Philadelphia City Controller Alan Butkovitz says the city needs to move more quickly to improve its handling of bounced checks - a problem initially identified last year by the Nutter administration's own watchdog.

Philadelphia City Controller Alan Butkovitz says the city needs to move more quickly to improve its handling of bounced checks - a problem initially identified last year by the Nutter administration's own watchdog.

Between 2009 and 2012, Butkovitz said, about 13,000 checks totaling $14 million were returned to the city because of insufficient funds, closed accounts, or other problems, based on data provided by the Nutter administration.

Most of the bounced checks were for taxes owed to the city; others were fees for licenses, permits, or other services.

Gaps in the city's data left the Controller's Office unable to say how much of the $14 million was eventually collected after checks bounced, Butkovitz said.

While those overall figures were unavailable, Butkovitz gave a $32,000 contract to a private accounting firm, Schectman Marks Devor P.C., to take a closer look at what happened in 83 cases where checks worth $202,317 had bounced.

In that random sample, more than 90 percent of the money was eventually recovered by the city - more than $182,000 of the total, according to the firm's analysis.

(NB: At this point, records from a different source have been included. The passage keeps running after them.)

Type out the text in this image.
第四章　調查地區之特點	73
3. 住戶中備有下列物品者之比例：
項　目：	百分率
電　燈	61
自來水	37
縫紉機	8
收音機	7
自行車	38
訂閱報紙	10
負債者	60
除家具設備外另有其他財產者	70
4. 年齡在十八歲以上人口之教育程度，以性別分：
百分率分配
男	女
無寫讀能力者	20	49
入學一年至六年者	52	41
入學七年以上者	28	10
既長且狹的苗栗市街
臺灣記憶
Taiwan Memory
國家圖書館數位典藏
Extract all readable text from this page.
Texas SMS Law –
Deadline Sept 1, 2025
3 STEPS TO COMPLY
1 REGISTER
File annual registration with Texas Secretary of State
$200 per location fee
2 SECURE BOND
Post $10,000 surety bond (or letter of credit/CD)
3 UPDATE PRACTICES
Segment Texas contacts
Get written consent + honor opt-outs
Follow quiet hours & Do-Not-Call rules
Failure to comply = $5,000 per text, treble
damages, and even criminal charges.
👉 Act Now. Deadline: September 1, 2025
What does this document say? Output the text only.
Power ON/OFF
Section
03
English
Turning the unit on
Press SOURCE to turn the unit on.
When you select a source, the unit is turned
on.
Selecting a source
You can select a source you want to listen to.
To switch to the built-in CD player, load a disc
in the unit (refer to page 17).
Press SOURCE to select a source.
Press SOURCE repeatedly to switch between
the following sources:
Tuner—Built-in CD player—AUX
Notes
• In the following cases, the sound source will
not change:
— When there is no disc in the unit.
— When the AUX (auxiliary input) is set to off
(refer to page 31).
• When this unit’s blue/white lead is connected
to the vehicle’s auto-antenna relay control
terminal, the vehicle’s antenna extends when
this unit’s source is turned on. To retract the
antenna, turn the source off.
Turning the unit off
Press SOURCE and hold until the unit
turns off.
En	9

"What we don't know is what was the process that got them there, whether they prioritized the bigger amounts or what," said Bill Rubin, Butkovitz's deputy director of special investigations.

A spokeswoman for the Revenue Department, Vicki Riley, said 12 of the bounced checks in the sample, accounting for most of the money involved, were duplicate payments - where the check writer stopped payment after realizing the city had already been paid what it was owed. The city had been paid in full before the checks bounced, she said.

None of those situations was spelled out in the controller's report.

Even so, Riley said, Revenue Commissioner Clarena I.W. Tolson agrees with many of Butkovitz's recommendations and is beginning to implement them.

Butkovitz criticized several aspects of the city's collection efforts.

Though a Revenue Department unit is devoted to bounced checks, he said, most of its work has been sending out collection letters, not flagging repeat offenders and protecting the city from them. He also faulted the city for accepting checks that lacked names and addresses or phone numbers, such as those from recently opened "starter accounts."

"It is clear that this is a broken system that needs immediate attention and correction," Butkovitz said.

The city inspector general, Amy Kurland, issued a detailed report last March on bounced checks for licenses, permits, and other services from 11 city departments that made many of the same points.

Over a one-year period, Kurland found, 11 city departments were informed of bounced checks totaling $573,777 - more than half of it from individuals and businesses which had each written at least a dozen bad checks - yet failed to use that information to go after the bad-check writers.

Kurland described the overall situation as "a staggering breakdown in interdepartmental communication and a lack of coordination and uniformity."